In 2014, Chinese companies invested more than $12 billion in projects in the U.S, including a handful of big investments in manufacturing. That’s up from about 0 in the mid-2000s.
This shift is obvious in Dayton, Ohio, where a Chinese auto-glass maker is taking over a former General Motors plant, a cavernous building that was left behind when GM closed up manufacturing operations at its Moraine plant in 2008.
Fuyao Glass America, a subsidiary of one of China’s biggest auto-glass makers, bought almost half of the old plant about one year ago, and announced it would be bringing manufacturing operations — along with 800 jobs — to the area. Recently, the number of jobs nearly doubled to more than 1,500.
The former GM Moraine plant was the subject of an HBO documentary, “The Last Truck,” about the workers who lost their jobs in 2008.
Rebecca Ruan-O’Shaughnessy, one of the first employees of Fuyao Glass America, says employees got the keys to the giant maze of a building in July.
“We didn’t know where to come in,” she says. “We just see this big building and had no idea how to get in.”
Just a few years ago, Dayton’s economy was in shards, and the Moraine plant stood as a sometimes painful symbol of the past. Now, a mix of Chinese and American workers are set up at tables and chairs that Fuyao repurposed from GM’s leftovers.
Ruan-O’Shaughnessy opens the door to a classroom filled with dozens of attentive workers in safety vests. It’s the first day for the first 40 production workers, who were hired through a temp agency. She says the company already has had 1,800 applications just for temp jobs here that could turn into permanent, full-time jobs with benefits after 90 days.
Sitting in a bare office, John Gauthier, the president of Fuyao Glass America, says the symbolism is clear: The recession is in the rear-view mirror for this company town.
John Gauthier, president of Fuyao Glass America, gestures towards a chart of leadership positions still to be filled at the company.
“It means something to us here, to be able to come here and reoccupy this [and] bring this factory back to life,” Gauthier says. He moved from Mt. Zion, Illinois, where he was the manager of a glass plant that’s also been acquired by Fuyao and will remain open as a supplier to this plant.
But this Midwestern story also reflects a trend: Chinese companies are opening up shops from Texas to Indiana, with more on the way. Experts say that’s partly because wages are on the rise in China — but in the United States, real wages for manufacturing workers have been in steady decline, particularly in the case of auto-parts workers.
Thilo Hanemann is the research director at the Rhodium Group, a research firm in New York. He says China is also less dependent on cheap labor in general.
“The growth model in China is changing very rapidly and so companies are moving from low value-added goods, [such as] socks and underwear, towards more advanced goods and services,” he says.
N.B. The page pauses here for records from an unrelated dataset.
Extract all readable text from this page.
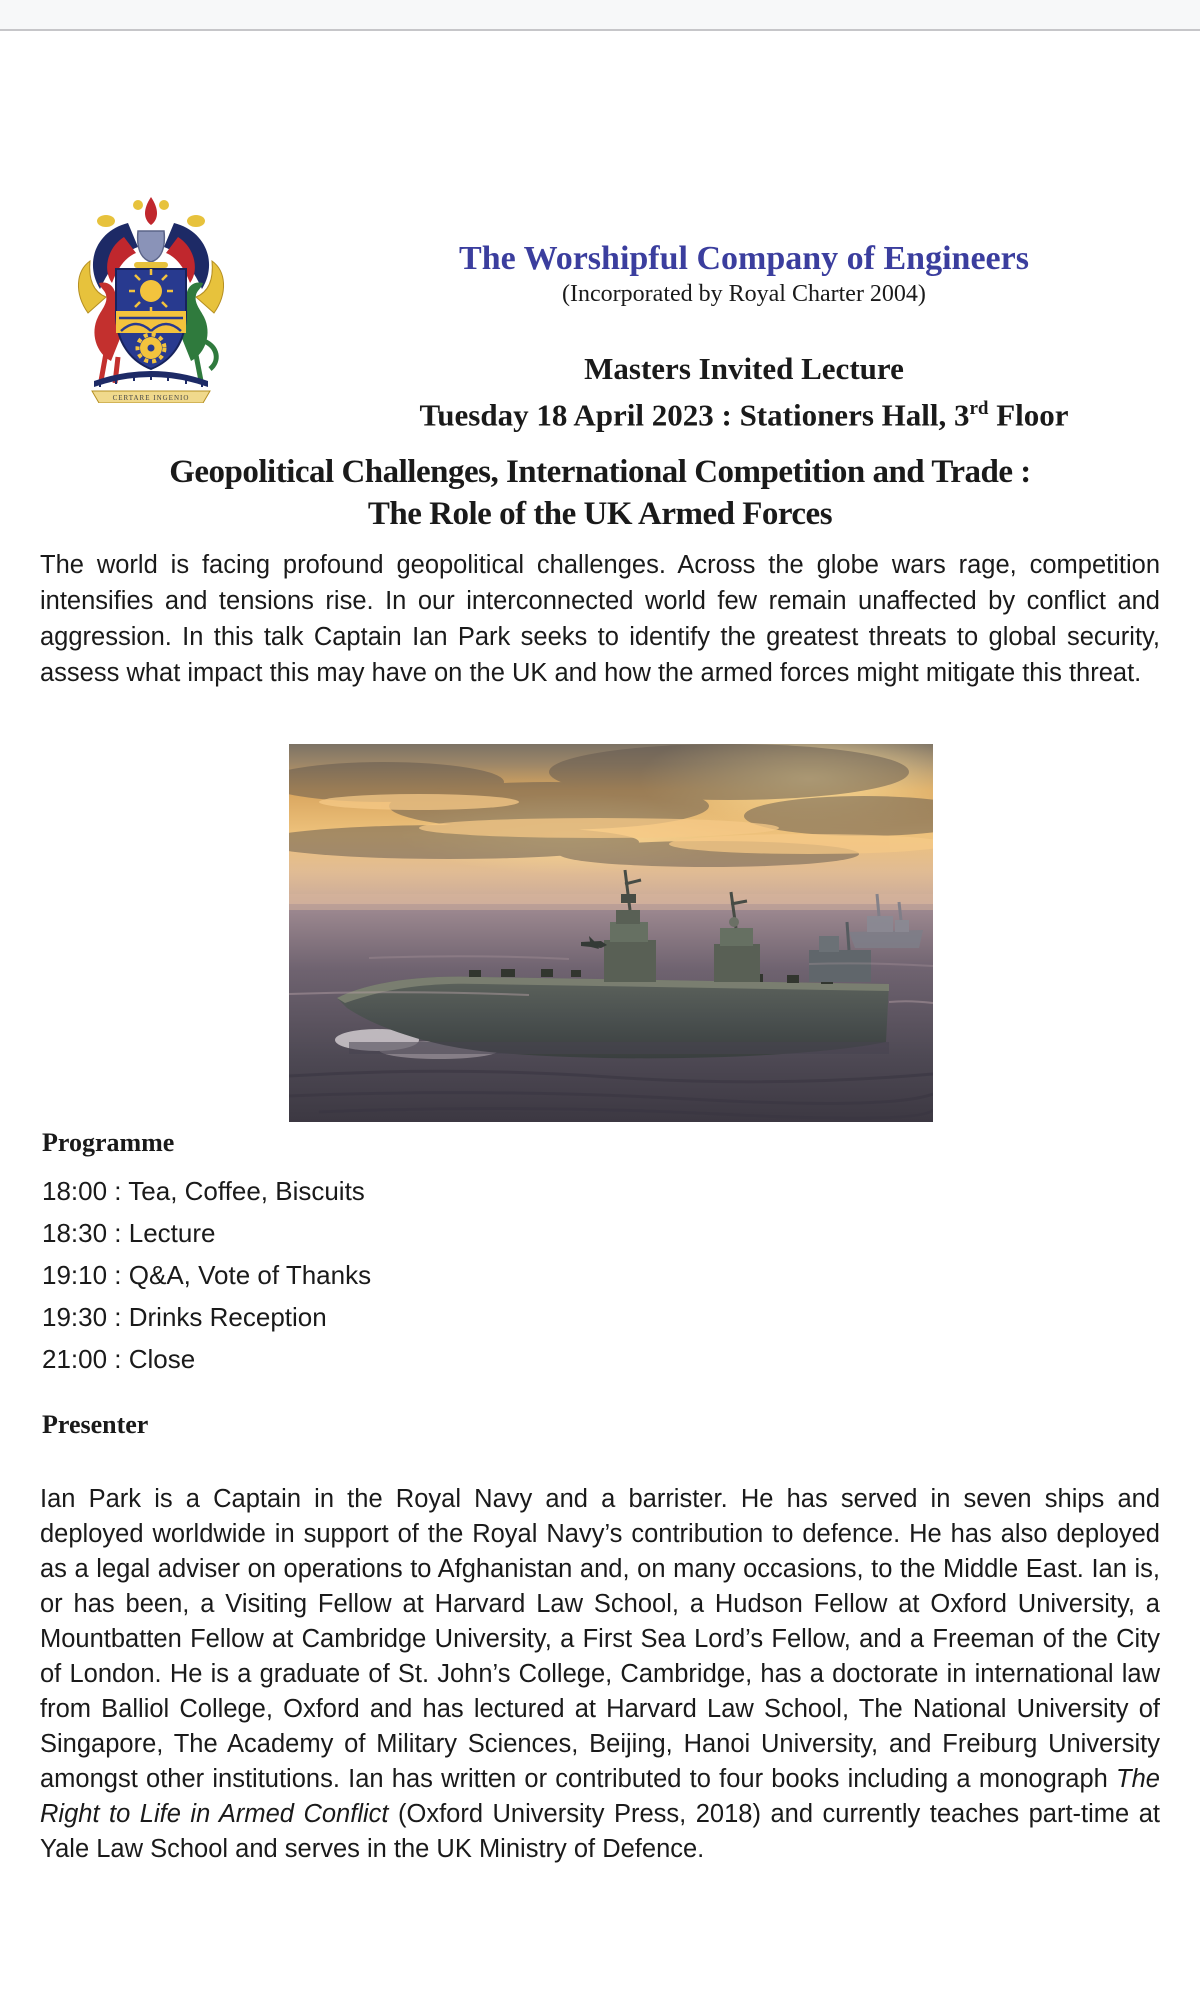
CERTARE INGENIO
The Worshipful Company of Engineers
(Incorporated by Royal Charter 2004)
Masters Invited Lecture
Tuesday 18 April 2023 : Stationers Hall, 3rd Floor
Geopolitical Challenges, International Competition and Trade :
The Role of the UK Armed Forces

The world is facing profound geopolitical challenges. Across the globe wars rage, competition intensifies and tensions rise. In our interconnected world few remain unaffected by conflict and aggression. In this talk Captain Ian Park seeks to identify the greatest threats to global security, assess what impact this may have on the UK and how the armed forces might mitigate this threat.

Programme
18:00 : Tea, Coffee, Biscuits
18:30 : Lecture
19:10 : Q&A, Vote of Thanks
19:30 : Drinks Reception
21:00 : Close
Presenter

Ian Park is a Captain in the Royal Navy and a barrister. He has served in seven ships and deployed worldwide in support of the Royal Navy’s contribution to defence. He has also deployed as a legal adviser on operations to Afghanistan and, on many occasions, to the Middle East. Ian is, or has been, a Visiting Fellow at Harvard Law School, a Hudson Fellow at Oxford University, a Mountbatten Fellow at Cambridge University, a First Sea Lord’s Fellow, and a Freeman of the City of London. He is a graduate of St. John’s College, Cambridge, has a doctorate in international law from Balliol College, Oxford and has lectured at Harvard Law School, The National University of Singapore, The Academy of Military Sciences, Beijing, Hanoi University, and Freiburg University amongst other institutions. Ian has written or contributed to four books including a monograph The Right to Life in Armed Conflict (Oxford University Press, 2018) and currently teaches part-time at Yale Law School and serves in the UK Ministry of Defence.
So Chinese companies need more of the kinds of skilled labor available in the United States. Plus, they want to be close to their customers — in this case, U.S. automakers. Between that and changes in U.S. and Chinese policy, companies like Fuyao calculate they can actually cut costs in the long run by setting up here.
Mike Fullenkamp, a supervisor at Fuyao, takes me outside the plant on a golf cart. He says not long ago, this place looked bad — a parking lot with cracked cement, overgrown with weeds.
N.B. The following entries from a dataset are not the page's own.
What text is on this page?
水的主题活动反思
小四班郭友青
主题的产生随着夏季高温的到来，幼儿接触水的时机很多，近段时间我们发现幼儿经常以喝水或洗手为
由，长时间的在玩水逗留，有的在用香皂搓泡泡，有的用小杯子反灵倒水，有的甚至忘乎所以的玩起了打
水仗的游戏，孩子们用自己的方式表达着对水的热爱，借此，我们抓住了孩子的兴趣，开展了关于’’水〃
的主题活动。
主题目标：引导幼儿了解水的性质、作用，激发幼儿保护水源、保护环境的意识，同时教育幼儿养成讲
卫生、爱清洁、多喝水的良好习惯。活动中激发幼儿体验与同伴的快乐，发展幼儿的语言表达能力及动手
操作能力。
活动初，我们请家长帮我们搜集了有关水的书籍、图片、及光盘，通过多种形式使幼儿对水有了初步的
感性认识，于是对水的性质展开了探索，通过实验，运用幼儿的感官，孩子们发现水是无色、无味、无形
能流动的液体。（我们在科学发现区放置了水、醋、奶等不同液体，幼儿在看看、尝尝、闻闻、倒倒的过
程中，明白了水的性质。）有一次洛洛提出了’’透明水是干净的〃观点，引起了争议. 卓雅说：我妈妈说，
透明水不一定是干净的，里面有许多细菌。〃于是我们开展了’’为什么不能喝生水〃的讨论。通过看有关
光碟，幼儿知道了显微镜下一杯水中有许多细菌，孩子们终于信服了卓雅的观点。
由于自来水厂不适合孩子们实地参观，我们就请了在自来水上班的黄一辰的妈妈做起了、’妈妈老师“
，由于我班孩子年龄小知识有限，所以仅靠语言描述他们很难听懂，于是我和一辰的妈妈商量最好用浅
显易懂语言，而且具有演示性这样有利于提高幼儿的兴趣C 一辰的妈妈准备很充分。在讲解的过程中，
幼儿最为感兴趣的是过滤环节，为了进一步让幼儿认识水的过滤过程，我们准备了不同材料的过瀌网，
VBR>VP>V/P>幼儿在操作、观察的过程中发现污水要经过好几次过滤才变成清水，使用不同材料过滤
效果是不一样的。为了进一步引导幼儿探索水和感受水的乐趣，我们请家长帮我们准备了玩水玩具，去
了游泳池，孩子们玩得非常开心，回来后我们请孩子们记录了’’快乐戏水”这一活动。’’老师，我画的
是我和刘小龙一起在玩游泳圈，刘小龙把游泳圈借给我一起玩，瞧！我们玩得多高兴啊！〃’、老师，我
“The guards said they used to see a bunch of coyotes running across and all that,” he says. “We’ll probably still see that, but we’re trying to tame them down a little bit. Let ’em know it’s our home now instead of theirs.”
Fullenkamp says the company hopes to have nearly 20 lines up-and-running, shaping and finishing glass for almost all the major auto makers, by 2018. At five o’clock, the workers on their first day file out to their vehicles and drive off, looking ahead through glass that could, soon enough, be made in Dayton.